O homem que discutia
por Bruno CarmeloPara retratar os conflitos de uma família, a maioria dos roteiristas criaria duas ou três cenas capazes de representar os ressentimentos entre esposa e marido, pais e filhos. Basta que um elemento simbolize os outros, sugira a existência de momentos semelhantes. Mas o diretor e roteirista Nuri Bilge Ceylan não opera desta maneira. Ele acredita que, para representar a crise entre o jovem Sinan (Dogu Demirkol) e o pai, a mãe, a irmã, a cidade natal e a profissão de escritor, é preciso desenvolver cenas em que as desavenças surjam aos poucos, ao fio de longos diálogos, tecidos de maneira lenta e progressiva.
Devido a esta escolha, The Wild Pear Tree ganha muito em profundidade de personagens, mas perde em fluidez narrativa. Por um lado, é excepcional a complexidade de Idris (o excelente Murat Cemcir), o pai decadente, que ama a família enquanto se mantém à distância, ou as camadas embutidas sobre a dificuldade de viver da profissão de artista no século XXI. Por outro lado, o drama atinge 3h10 de duração através de cenas de cerca de vinte minutos cada, baseadas unicamente em diálogos. A conversa é motor de ação, de provocação física (o poço, o bebê coberto de formigas) e moral.
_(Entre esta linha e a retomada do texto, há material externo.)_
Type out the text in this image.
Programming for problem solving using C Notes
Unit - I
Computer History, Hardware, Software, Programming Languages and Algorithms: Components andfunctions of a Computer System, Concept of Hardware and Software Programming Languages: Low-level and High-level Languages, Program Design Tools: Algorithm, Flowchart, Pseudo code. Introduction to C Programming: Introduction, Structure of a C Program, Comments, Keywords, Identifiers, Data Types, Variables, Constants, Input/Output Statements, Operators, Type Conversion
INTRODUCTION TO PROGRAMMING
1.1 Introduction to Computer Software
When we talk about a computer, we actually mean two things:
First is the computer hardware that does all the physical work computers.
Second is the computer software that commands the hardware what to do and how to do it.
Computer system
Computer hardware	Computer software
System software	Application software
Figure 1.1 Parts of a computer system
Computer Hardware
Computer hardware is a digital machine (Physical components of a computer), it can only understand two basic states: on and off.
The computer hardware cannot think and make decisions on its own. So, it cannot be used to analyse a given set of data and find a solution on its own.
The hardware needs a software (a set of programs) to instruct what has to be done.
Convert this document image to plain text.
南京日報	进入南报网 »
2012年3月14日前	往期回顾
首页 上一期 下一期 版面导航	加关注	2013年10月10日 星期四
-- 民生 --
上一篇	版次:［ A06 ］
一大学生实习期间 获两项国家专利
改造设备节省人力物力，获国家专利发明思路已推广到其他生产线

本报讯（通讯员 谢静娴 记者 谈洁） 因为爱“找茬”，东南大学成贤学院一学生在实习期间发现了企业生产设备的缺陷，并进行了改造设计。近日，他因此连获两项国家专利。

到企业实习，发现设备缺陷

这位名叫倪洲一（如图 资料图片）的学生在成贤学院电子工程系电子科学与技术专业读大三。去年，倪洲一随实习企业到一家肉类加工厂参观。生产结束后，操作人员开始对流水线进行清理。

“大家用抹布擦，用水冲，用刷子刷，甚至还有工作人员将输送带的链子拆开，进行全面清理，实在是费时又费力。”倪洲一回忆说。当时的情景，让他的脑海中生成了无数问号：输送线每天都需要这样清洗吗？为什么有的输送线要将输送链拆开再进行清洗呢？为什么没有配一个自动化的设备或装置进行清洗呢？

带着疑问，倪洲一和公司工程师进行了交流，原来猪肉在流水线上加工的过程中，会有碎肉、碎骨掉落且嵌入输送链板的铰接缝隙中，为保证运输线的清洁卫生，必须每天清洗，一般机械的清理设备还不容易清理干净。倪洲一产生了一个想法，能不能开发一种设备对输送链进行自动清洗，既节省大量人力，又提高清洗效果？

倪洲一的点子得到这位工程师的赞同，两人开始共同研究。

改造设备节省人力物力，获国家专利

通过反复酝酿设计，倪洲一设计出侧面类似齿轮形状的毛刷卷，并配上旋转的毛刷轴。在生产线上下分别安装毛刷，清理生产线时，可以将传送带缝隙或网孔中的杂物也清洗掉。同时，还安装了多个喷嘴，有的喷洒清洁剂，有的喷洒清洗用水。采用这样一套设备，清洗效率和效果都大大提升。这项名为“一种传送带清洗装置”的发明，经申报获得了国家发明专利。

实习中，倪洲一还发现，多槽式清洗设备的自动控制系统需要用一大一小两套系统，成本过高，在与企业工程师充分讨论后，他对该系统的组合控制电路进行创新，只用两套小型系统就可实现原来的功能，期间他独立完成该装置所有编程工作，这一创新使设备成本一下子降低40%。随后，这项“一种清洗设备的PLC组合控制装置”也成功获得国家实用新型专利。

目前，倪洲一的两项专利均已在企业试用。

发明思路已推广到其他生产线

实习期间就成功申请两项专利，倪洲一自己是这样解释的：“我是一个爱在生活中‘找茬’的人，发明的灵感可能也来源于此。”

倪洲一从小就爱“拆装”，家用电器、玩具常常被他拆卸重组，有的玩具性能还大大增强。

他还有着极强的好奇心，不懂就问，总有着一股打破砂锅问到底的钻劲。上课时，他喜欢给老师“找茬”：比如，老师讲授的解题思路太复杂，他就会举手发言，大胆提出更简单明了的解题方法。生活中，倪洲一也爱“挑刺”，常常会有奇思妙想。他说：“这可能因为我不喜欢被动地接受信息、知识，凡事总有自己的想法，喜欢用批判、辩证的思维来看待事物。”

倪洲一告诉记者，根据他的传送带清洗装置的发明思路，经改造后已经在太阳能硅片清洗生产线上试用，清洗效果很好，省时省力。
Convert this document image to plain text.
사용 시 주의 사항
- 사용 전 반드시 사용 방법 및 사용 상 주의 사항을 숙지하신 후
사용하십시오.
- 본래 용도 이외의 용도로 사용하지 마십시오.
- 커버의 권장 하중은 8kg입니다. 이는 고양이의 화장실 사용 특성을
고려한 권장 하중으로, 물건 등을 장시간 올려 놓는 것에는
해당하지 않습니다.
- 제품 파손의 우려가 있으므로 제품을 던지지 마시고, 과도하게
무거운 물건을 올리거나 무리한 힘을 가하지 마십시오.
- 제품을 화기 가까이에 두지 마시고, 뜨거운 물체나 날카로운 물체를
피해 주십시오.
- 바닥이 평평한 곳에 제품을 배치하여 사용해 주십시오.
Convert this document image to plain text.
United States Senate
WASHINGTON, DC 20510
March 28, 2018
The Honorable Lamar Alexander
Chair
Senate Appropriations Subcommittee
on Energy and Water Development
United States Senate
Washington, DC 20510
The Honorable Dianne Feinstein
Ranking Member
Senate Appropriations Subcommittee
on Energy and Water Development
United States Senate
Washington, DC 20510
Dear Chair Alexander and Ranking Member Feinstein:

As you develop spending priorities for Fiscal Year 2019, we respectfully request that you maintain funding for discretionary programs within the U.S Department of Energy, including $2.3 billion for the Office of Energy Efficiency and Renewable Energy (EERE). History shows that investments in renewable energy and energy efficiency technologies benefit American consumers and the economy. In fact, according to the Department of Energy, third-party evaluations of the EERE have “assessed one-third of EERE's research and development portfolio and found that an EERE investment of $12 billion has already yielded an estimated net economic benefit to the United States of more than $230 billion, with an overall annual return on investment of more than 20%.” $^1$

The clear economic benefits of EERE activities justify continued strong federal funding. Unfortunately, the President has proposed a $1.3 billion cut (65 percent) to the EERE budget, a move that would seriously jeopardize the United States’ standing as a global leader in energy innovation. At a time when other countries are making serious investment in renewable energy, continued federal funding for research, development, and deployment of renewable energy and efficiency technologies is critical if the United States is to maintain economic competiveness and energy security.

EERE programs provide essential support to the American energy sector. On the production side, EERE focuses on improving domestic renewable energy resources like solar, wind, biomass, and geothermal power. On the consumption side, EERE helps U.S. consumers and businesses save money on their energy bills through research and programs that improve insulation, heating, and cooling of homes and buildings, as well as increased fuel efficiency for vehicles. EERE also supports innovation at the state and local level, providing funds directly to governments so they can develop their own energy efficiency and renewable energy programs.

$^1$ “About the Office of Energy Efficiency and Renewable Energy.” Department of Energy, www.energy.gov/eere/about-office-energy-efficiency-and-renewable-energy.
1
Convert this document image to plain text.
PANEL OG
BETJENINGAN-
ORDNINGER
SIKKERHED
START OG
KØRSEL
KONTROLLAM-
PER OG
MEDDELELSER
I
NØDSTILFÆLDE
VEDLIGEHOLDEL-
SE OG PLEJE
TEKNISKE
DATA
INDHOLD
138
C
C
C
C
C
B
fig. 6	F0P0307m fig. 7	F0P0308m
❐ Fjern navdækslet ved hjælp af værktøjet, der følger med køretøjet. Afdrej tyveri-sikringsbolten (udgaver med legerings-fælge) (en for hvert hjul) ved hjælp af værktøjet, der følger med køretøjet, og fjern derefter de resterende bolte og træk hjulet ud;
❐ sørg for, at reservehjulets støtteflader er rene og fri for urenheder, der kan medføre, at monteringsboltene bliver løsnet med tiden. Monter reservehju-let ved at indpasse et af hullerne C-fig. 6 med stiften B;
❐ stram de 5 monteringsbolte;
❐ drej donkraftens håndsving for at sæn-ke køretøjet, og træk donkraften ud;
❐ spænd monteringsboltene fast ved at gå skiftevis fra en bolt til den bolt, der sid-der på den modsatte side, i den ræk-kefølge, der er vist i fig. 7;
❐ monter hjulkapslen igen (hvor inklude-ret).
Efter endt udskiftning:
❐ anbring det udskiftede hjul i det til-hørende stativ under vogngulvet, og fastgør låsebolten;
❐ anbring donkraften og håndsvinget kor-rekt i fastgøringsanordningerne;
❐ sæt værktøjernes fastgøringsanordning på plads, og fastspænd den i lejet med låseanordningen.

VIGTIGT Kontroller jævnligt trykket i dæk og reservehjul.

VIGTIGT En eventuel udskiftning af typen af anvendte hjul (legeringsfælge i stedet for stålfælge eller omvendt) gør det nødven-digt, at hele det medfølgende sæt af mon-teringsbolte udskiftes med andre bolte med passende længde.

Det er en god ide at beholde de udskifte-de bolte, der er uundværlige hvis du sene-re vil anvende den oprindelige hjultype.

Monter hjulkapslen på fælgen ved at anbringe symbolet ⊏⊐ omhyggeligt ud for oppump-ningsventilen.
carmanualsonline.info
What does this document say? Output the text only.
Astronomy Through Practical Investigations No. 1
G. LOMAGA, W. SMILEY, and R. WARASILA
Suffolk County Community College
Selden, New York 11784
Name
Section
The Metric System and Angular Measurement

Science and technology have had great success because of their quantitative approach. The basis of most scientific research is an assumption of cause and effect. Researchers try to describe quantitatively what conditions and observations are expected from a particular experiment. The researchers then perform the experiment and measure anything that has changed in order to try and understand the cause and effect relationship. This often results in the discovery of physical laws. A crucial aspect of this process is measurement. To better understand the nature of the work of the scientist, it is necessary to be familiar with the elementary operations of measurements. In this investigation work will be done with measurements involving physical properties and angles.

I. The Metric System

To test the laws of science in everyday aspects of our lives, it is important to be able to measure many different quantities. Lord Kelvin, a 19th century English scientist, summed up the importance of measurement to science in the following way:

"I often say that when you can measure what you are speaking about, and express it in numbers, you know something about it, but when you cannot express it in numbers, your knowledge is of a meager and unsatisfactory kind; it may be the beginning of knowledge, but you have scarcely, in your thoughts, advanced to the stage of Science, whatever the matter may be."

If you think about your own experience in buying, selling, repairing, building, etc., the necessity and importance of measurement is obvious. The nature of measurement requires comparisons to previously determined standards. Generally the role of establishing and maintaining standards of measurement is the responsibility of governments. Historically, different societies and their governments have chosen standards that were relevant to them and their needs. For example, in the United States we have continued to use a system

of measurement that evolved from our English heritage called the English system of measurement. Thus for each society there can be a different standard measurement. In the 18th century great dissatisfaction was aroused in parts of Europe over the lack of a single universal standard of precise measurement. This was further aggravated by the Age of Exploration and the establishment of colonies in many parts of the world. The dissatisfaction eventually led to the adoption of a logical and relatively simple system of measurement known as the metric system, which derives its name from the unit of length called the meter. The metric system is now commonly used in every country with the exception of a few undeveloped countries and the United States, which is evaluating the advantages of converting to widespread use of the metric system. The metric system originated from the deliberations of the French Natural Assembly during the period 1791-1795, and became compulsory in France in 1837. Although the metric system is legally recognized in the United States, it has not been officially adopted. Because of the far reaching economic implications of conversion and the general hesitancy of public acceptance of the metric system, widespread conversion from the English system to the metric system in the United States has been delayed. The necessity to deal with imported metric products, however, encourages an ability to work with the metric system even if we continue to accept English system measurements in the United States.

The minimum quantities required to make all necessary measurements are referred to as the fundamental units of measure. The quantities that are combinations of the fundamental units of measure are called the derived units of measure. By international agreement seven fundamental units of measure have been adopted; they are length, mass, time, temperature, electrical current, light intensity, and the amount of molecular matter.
Durante a primeira exibição, no festival de Cannes, um número considerável de críticos abandonou a sessão. De fato, o filme aposta numa narrativa árida, que não simplifica seu discurso para agradar um maior número de espectadores. A dinâmica é tão simples quanto bruta: Sinan retorna à cidade onde nasceu e, deslocando-se pelas ruas, encontra novas pessoas com quem discutir. O jovem debate com o imam local, a mãe solitária, o secretário da prefeitura, os comerciantes. Cada cena funciona como uma esquete à parte, abordando temas amplos como os costumes, a cobiça, o amor. O filme aposta numa filosofia não acadêmica, embutida de maneira orgânica no cotidiano dos personagens.
Mesmo assim, não é fácil se identificar com um protagonista tão arrogante, julgando-se superior a todos. Também é difícil compreender algumas escolhas estéticas do cineasta, conhecido pelo formalismo e pelas composições impecáveis de som e imagem em Sono de Inverno e Era uma Vez na Anatólia. Aqui, ele trabalha com a textura digital de baixa qualidade, saturando as cores e os contrastes. Consequentemente, Sinan adquire uma aparência alaranjada, as luzes das janelas estão estouradas e os cenários adquirem um tom estranho, acima do verossímil. Por se concentrarem em rostos conversando, os enquadramentos limitam-se aos planos de conjunto, eventualmente fazendo recortes dentro da própria imagem, numa tentativa contestável da montagem para imprimir ritmo.
Fica a curiosa impressão de uma obra de orçamento reduzido em comparação com as anteriores, ou talvez de uma busca pela verdade através da desconstrução do habitual estetismo do diretor. The Wild Pear Tree se conclui num belo momento, otimista e silencioso. Mas isso não impede a obra de ser amarga, cansativa, e ainda mais hermética do que as anteriores de Ceylan, por abandonar o refinamento estético em busca de um humanismo depurado.
Filme visto no 71º Festival Internacional de Cannes, em maio de 2018.